Seul les juifs possèdent les traits de caractère pour recevoir la Torah

+++ Seul les juifs possèdent les traits de caractère pour recevoir la Torah :

Et il dit : "Hachem est venu du (mont) Sinaï, il a rayonné de Séir pour eux, Il est apparu du mont Paran, et s'est approché avec une partie des saintes myriades, de Sa droite Il leur [a donné] la Torah de feu. (Vézot haBéra'ha 33,2)

-> Rachi commente que "il a rayonné de Séir" fait référence à l'offre de la Torah aux fils d'Essav, et que "Il est apparu du mont Paran" est l'offre faite aux fils de Yichmaël. Tous deux refusèrent (la proposition d'Hachem de recevoir la Torah).

-> Le Maharal (Gour Aryé) enseigne :
La guémara (Avoda Zara 2b) affirme que lorsque Essav s'est vu offrir la Torah, il a demandé ce qui y était écrit. Lorsqu'on lui dit que l'interdiction du meurtre y figurait, il répondit : "Toute la bénédiction que j'ai reçue [de la part de Its'hak] était : "Tu vivras par l'épée". Nous ne voulons pas l'accepter."
De même, lorsqu'on offrit la Torah à Yichmael, il demanda ce qu'elle contenait. Lorsqu'on lui dit qu'elle contient l'interdiction de voler, il répondit : "Toute la bénédiction que j'ai reçue (d'Hachem) était 'il sera un homme sauvage qui aura la main sur tout'. Nous ne voulons pas l'accepter".

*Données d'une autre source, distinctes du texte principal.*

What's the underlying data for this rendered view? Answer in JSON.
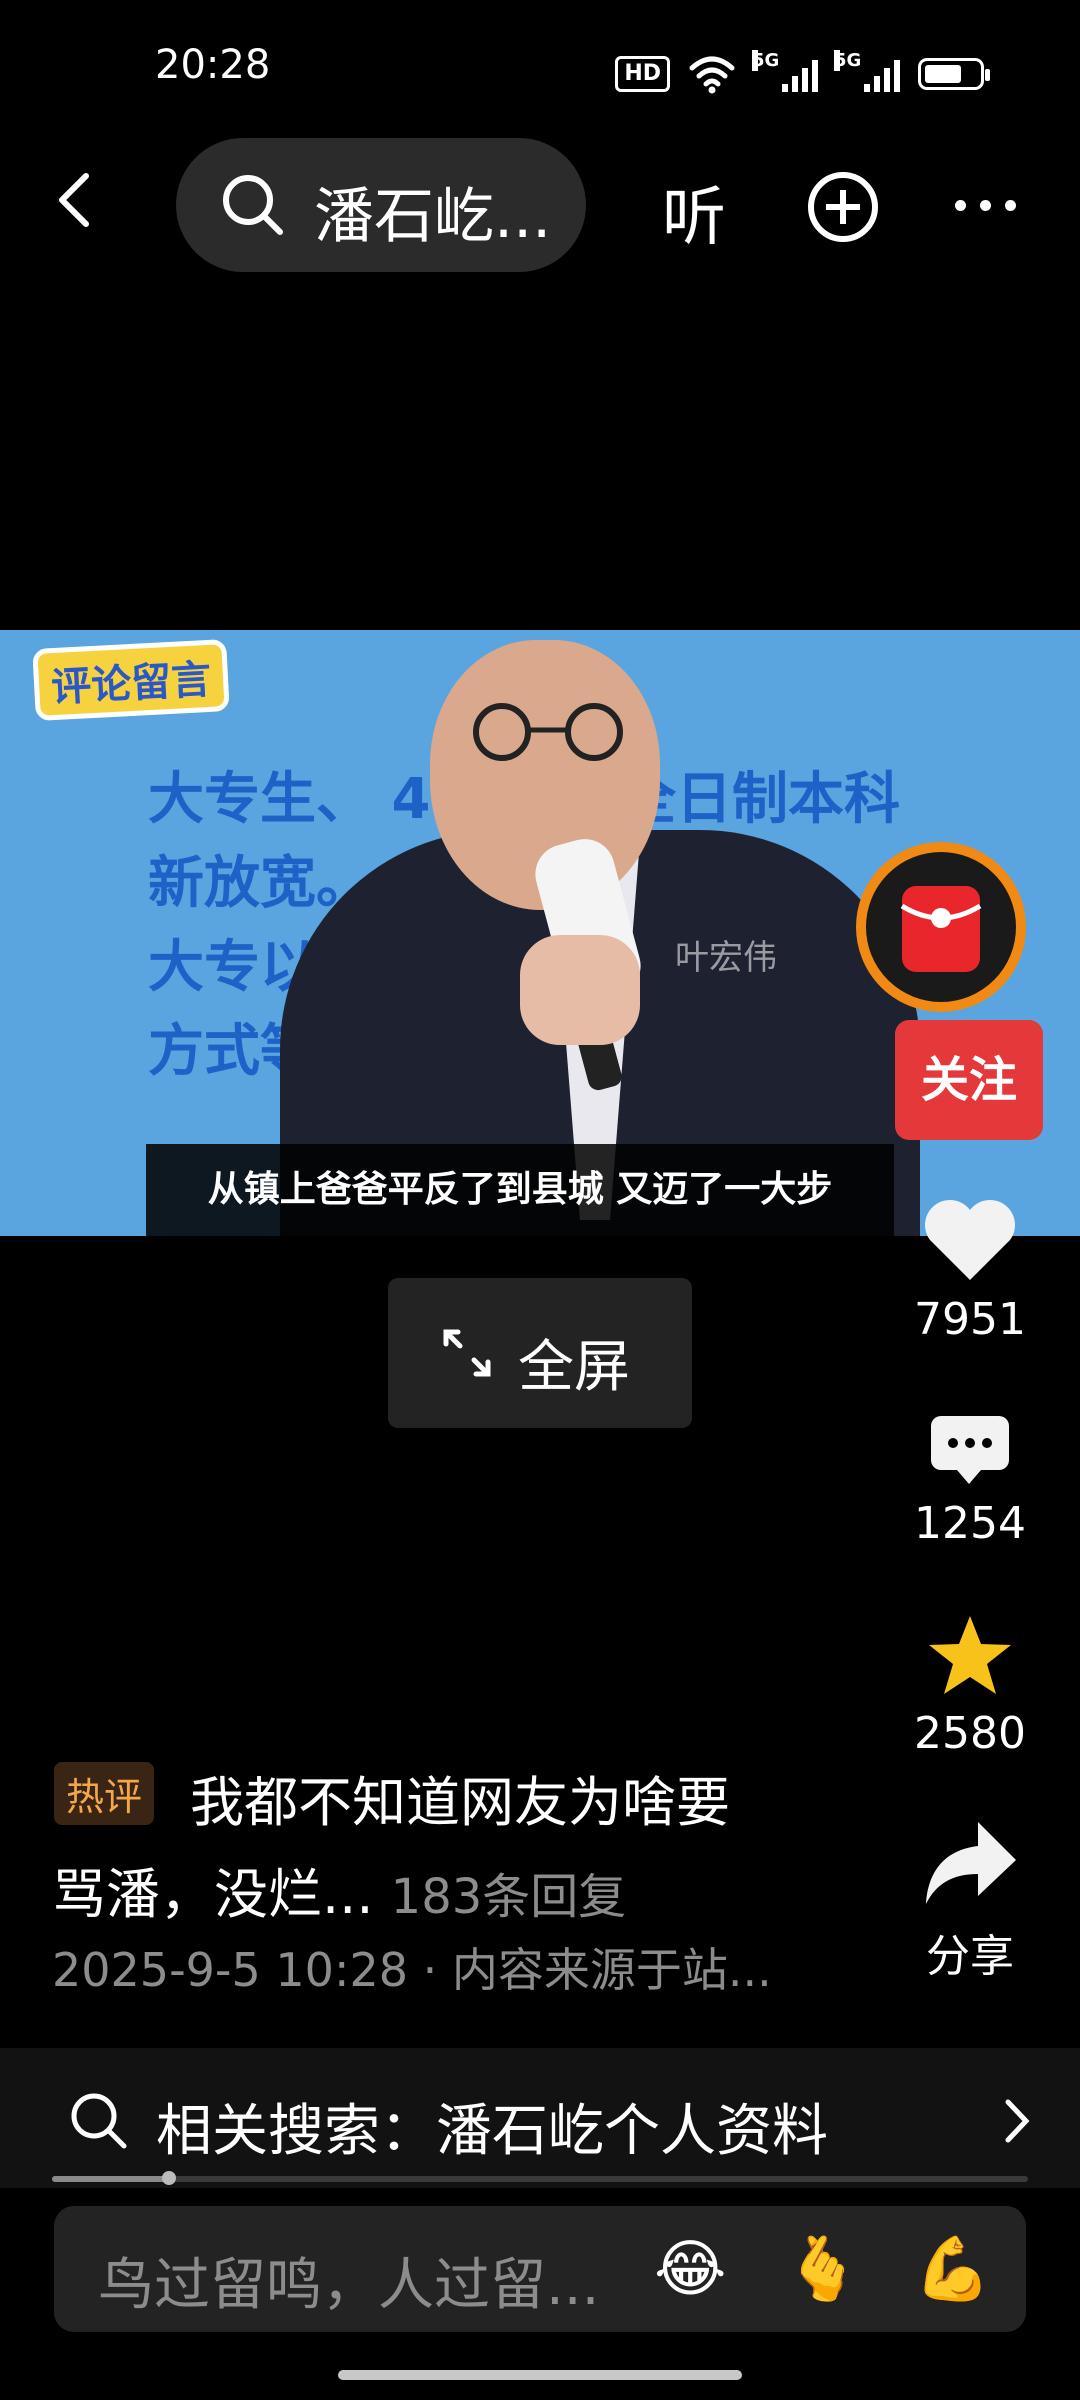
{
  "status_bar": {
    "time": "20:28",
    "hd": "HD",
    "net1": "5G",
    "net2": "5G"
  },
  "nav": {
    "search_text": "潘石屹...",
    "listen": "听"
  },
  "video": {
    "badge": "评论留言",
    "subtitle": "从镇上爸爸平反了到县城 又迈了一大步",
    "watermark": "叶宏伟"
  },
  "fullscreen_label": "全屏",
  "rail": {
    "follow": "关注",
    "likes": "7951",
    "comments": "1254",
    "favorites": "2580",
    "share": "分享"
  },
  "hot_comment": {
    "tag": "热评",
    "line1": "我都不知道网友为啥要",
    "line2": "骂潘，没烂...",
    "replies": "183条回复",
    "meta": "2025-9-5 10:28 · 内容来源于站..."
  },
  "related_search": "相关搜索：潘石屹个人资料",
  "progress": 0.12,
  "comment_input": {
    "placeholder": "鸟过留鸣，人过留..."
  },
  "emojis": [
    "😂",
    "🫰",
    "💪"
  ],
  "colors": {
    "follow_red": "#e5383b",
    "star": "#f7c21a",
    "hot_tag": "#f3a64a"
  }
}
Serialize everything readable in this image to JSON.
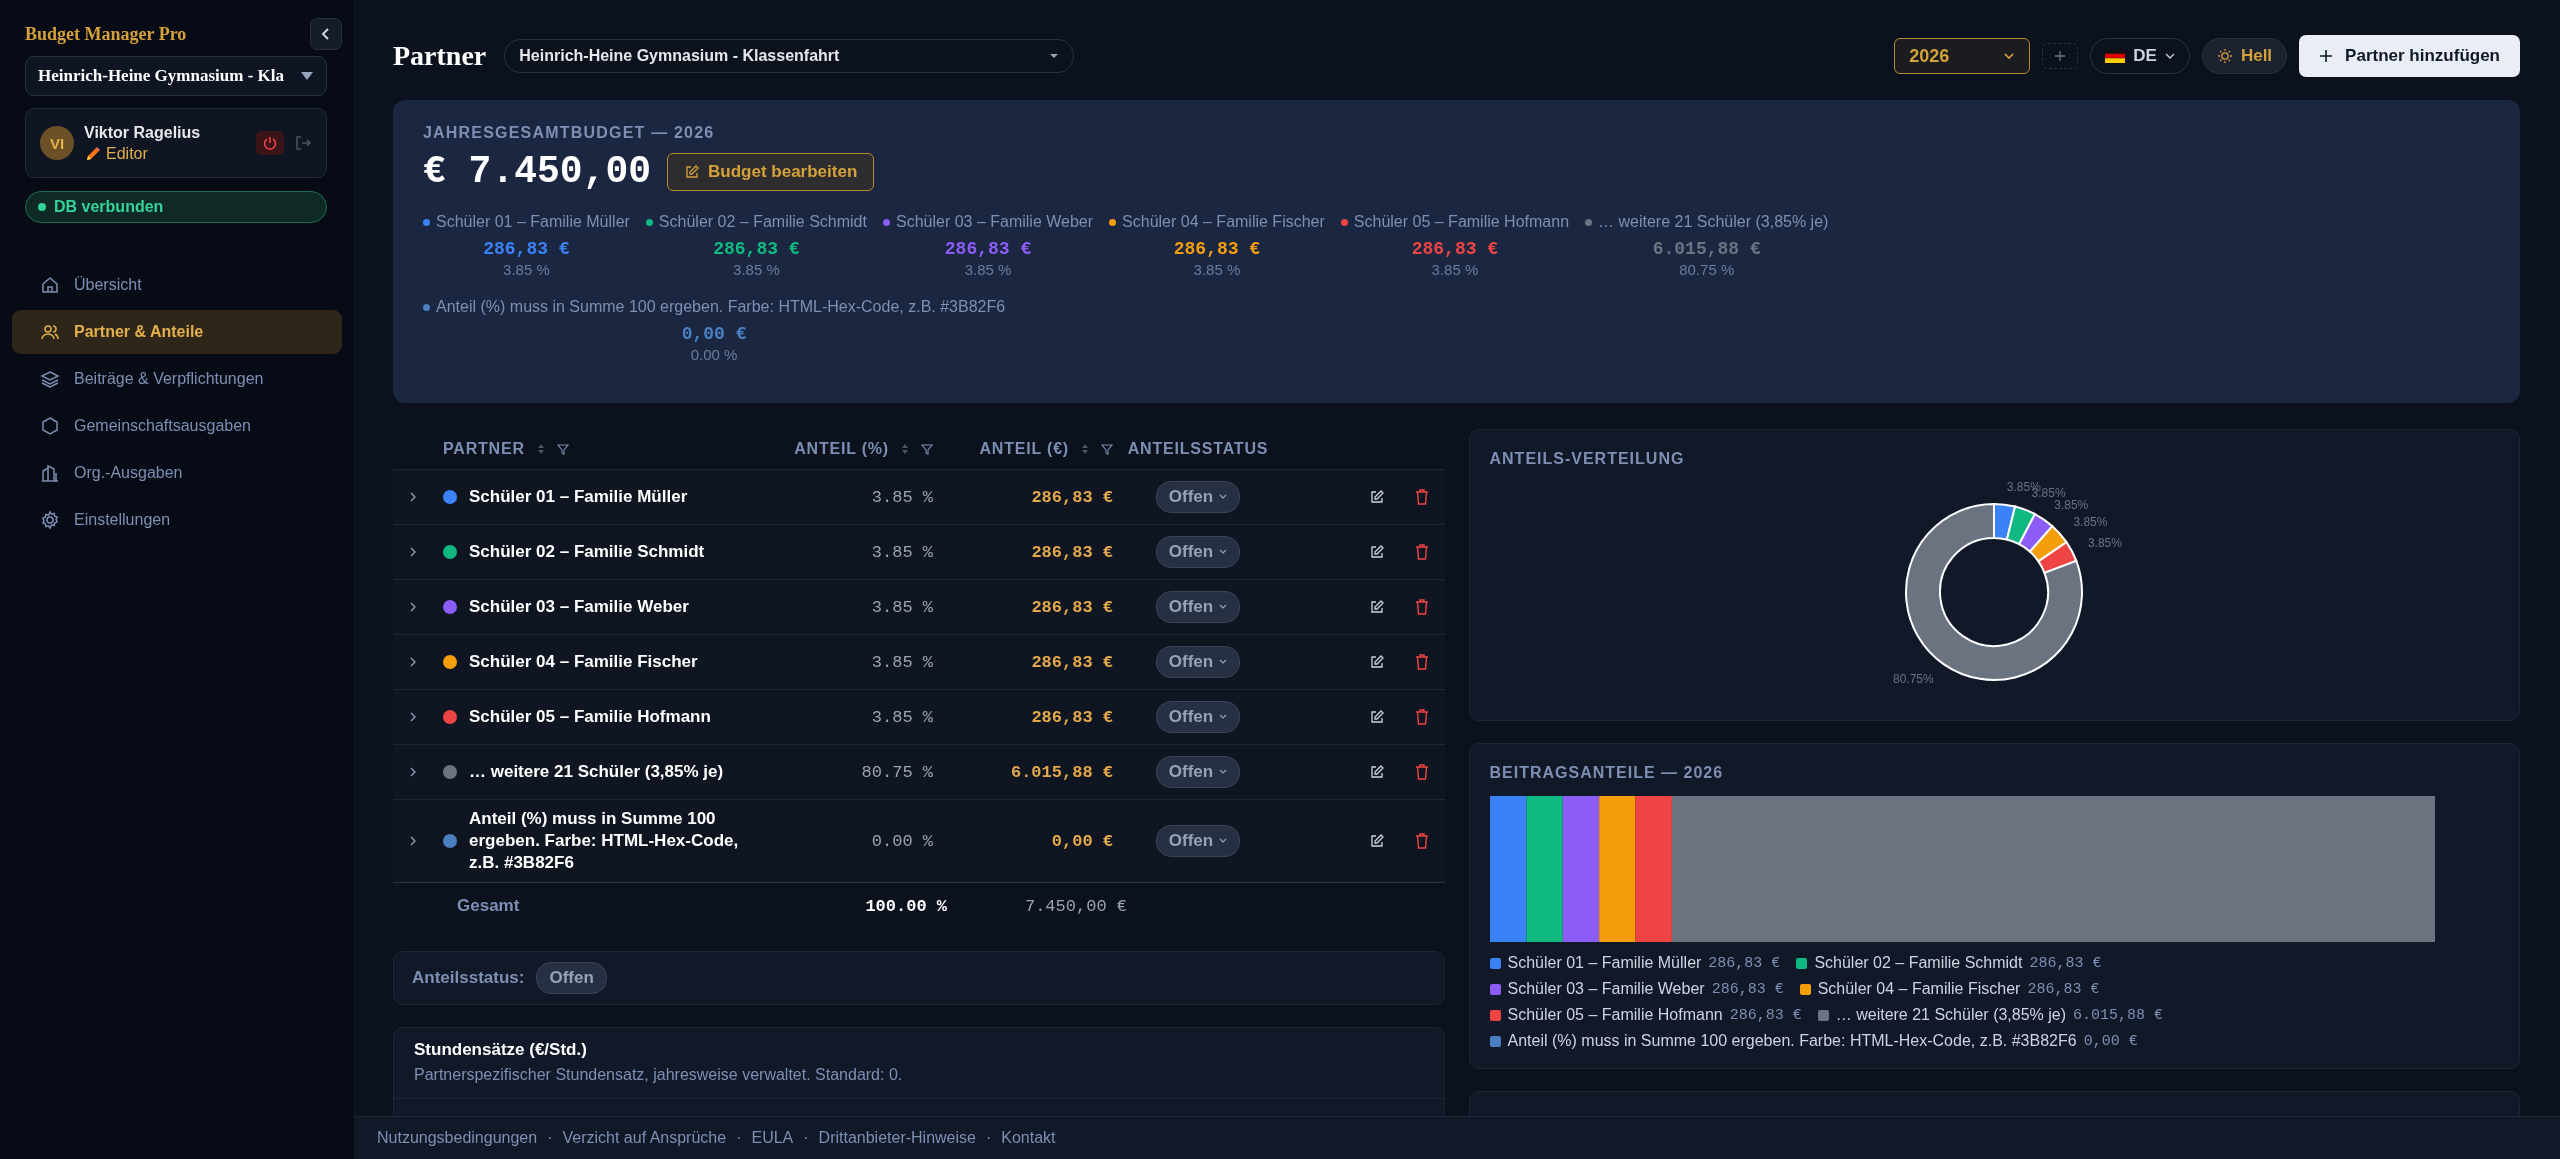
{
  "sidebar": {
    "brand": "Budget Manager Pro",
    "project": "Heinrich-Heine Gymnasium - Kla",
    "user": {
      "initials": "VI",
      "name": "Viktor Ragelius",
      "role": "Editor"
    },
    "db_status": "DB verbunden",
    "nav": [
      {
        "label": "Übersicht",
        "selected": false
      },
      {
        "label": "Partner & Anteile",
        "selected": true
      },
      {
        "label": "Beiträge & Verpflichtungen",
        "selected": false
      },
      {
        "label": "Gemeinschaftsausgaben",
        "selected": false
      },
      {
        "label": "Org.-Ausgaben",
        "selected": false
      },
      {
        "label": "Einstellungen",
        "selected": false
      }
    ]
  },
  "header": {
    "title": "Partner",
    "project": "Heinrich-Heine Gymnasium - Klassenfahrt",
    "year": "2026",
    "language": "DE",
    "theme": "Hell",
    "add_button": "Partner hinzufügen"
  },
  "budget": {
    "label": "JAHRESGESAMTBUDGET — 2026",
    "total": "€ 7.450,00",
    "edit_button": "Budget bearbeiten",
    "shares": [
      {
        "name": "Schüler 01 – Familie Müller",
        "color": "#3b82f6",
        "amount": "286,83 €",
        "percent": "3.85 %"
      },
      {
        "name": "Schüler 02 – Familie Schmidt",
        "color": "#10b981",
        "amount": "286,83 €",
        "percent": "3.85 %"
      },
      {
        "name": "Schüler 03 – Familie Weber",
        "color": "#8b5cf6",
        "amount": "286,83 €",
        "percent": "3.85 %"
      },
      {
        "name": "Schüler 04 – Familie Fischer",
        "color": "#f59e0b",
        "amount": "286,83 €",
        "percent": "3.85 %"
      },
      {
        "name": "Schüler 05 – Familie Hofmann",
        "color": "#ef4444",
        "amount": "286,83 €",
        "percent": "3.85 %"
      },
      {
        "name": "… weitere 21 Schüler (3,85% je)",
        "color": "#6b7280",
        "amount": "6.015,88 €",
        "percent": "80.75 %"
      },
      {
        "name": "Anteil (%) muss in Summe 100 ergeben. Farbe: HTML-Hex-Code, z.B. #3B82F6",
        "color": "#4a7fc1",
        "amount": "0,00 €",
        "percent": "0.00 %"
      }
    ]
  },
  "table": {
    "columns": [
      {
        "label": "PARTNER",
        "sortable": true,
        "filterable": true
      },
      {
        "label": "ANTEIL (%)",
        "sortable": true,
        "filterable": true
      },
      {
        "label": "ANTEIL (€)",
        "sortable": true,
        "filterable": true
      },
      {
        "label": "ANTEILSSTATUS",
        "sortable": false,
        "filterable": false
      }
    ],
    "rows": [
      {
        "name": "Schüler 01 – Familie Müller",
        "color": "#3b82f6",
        "percent": "3.85 %",
        "amount": "286,83 €",
        "status": "Offen"
      },
      {
        "name": "Schüler 02 – Familie Schmidt",
        "color": "#10b981",
        "percent": "3.85 %",
        "amount": "286,83 €",
        "status": "Offen"
      },
      {
        "name": "Schüler 03 – Familie Weber",
        "color": "#8b5cf6",
        "percent": "3.85 %",
        "amount": "286,83 €",
        "status": "Offen"
      },
      {
        "name": "Schüler 04 – Familie Fischer",
        "color": "#f59e0b",
        "percent": "3.85 %",
        "amount": "286,83 €",
        "status": "Offen"
      },
      {
        "name": "Schüler 05 – Familie Hofmann",
        "color": "#ef4444",
        "percent": "3.85 %",
        "amount": "286,83 €",
        "status": "Offen"
      },
      {
        "name": "… weitere 21 Schüler (3,85% je)",
        "color": "#6b7280",
        "percent": "80.75 %",
        "amount": "6.015,88 €",
        "status": "Offen"
      },
      {
        "name": "Anteil (%) muss in Summe 100 ergeben. Farbe: HTML-Hex-Code, z.B. #3B82F6",
        "color": "#4a7fc1",
        "percent": "0.00 %",
        "amount": "0,00 €",
        "status": "Offen"
      }
    ],
    "total": {
      "label": "Gesamt",
      "percent": "100.00 %",
      "amount": "7.450,00 €"
    }
  },
  "status_summary": {
    "label": "Anteilsstatus:",
    "value": "Offen"
  },
  "hourly_rates": {
    "title": "Stundensätze (€/Std.)",
    "description": "Partnerspezifischer Stundensatz, jahresweise verwaltet. Standard: 0."
  },
  "distribution": {
    "title": "ANTEILS-VERTEILUNG",
    "chart_data": {
      "type": "donut",
      "colors": [
        "#3b82f6",
        "#10b981",
        "#8b5cf6",
        "#f59e0b",
        "#ef4444",
        "#6b7280"
      ],
      "values": [
        3.85,
        3.85,
        3.85,
        3.85,
        3.85,
        80.75
      ],
      "value_labels": [
        "3.85%",
        "3.85%",
        "3.85%",
        "3.85%",
        "3.85%",
        "80.75%"
      ]
    }
  },
  "contributions": {
    "title": "BEITRAGSANTEILE — 2026",
    "items": [
      {
        "name": "Schüler 01 – Familie Müller",
        "color": "#3b82f6",
        "amount": "286,83 €"
      },
      {
        "name": "Schüler 02 – Familie Schmidt",
        "color": "#10b981",
        "amount": "286,83 €"
      },
      {
        "name": "Schüler 03 – Familie Weber",
        "color": "#8b5cf6",
        "amount": "286,83 €"
      },
      {
        "name": "Schüler 04 – Familie Fischer",
        "color": "#f59e0b",
        "amount": "286,83 €"
      },
      {
        "name": "Schüler 05 – Familie Hofmann",
        "color": "#ef4444",
        "amount": "286,83 €"
      },
      {
        "name": "… weitere 21 Schüler (3,85% je)",
        "color": "#6b7280",
        "amount": "6.015,88 €"
      },
      {
        "name": "Anteil (%) muss in Summe 100 ergeben. Farbe: HTML-Hex-Code, z.B. #3B82F6",
        "color": "#4a7fc1",
        "amount": "0,00 €"
      }
    ]
  },
  "footer": {
    "separator": "·",
    "links": [
      "Nutzungsbedingungen",
      "Verzicht auf Ansprüche",
      "EULA",
      "Drittanbieter-Hinweise",
      "Kontakt"
    ]
  }
}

=> Pourtant, qu'ont-ils gagné à rejeter la Torah? Les interdictions de meurtre et de vol sont incluses dans les 7 lois noa'hides qui s'appliquent à toute l'humanité. En tant que tels, Essav et Yichmael étaient déjà obligés de respecter ces interdictions.

La réponse est que ce ne sont pas ces interdictions qui les ont poussés à rejeter la Torah. Au contraire, les bénédictions qu'ils ont reçues : "tu vivras par l'épée" (Béréchit 27,40) et "tu seras un homme sauvage" (Béréchit 16,12), ont démontré leur agressivité inhérente et leur inadaptation à la Torah.
Les voies de la Torah sont l'amabilité et la paix, contrairement à leur nature.
Bien que les autres nations non juives n'aient pas les traits agressifs d'Essav et de Yishmael, elles manquent toutes des qualités qui les rendraient aptes à recevoir la Torah.

En revanche, le peuple juif est éminemment apte à recevoir la Torah.
La guémara (Bétsa 25b) affirme que c'est parce qu'il est "effronté" (azim).
L'effronterie nous rend aptes à recevoir la Torah en raison de la difficulté inhérente à l'observation de la multitude de mitsvot de la Torah. Nous avons la ténacité et la persévérance nécessaires pour réaliser les 613 mitsvot de la Torah.

Cependant, l'effronterie a aussi un inconvénient, car la Torah qualifie le peuple juif "d'un peuple à la nuque dure" (am kéchei oréf - Ki Tissa 33,3). Ceux qui ont l'effronterie sont audacieux et tenaces, mais ils ne se repentent pas facilement de leurs transgressions.
Vers la fin de l'époque du premier Temple, les prophètes ont réprimandé le peuple juif pour s'être éloigné des voies de la Torah. Cependant, le peuple juif refusa catégoriquement d'écouter les prophètes par effronterie, ce qui l'empêcha d'admettre ses torts et de se repentir.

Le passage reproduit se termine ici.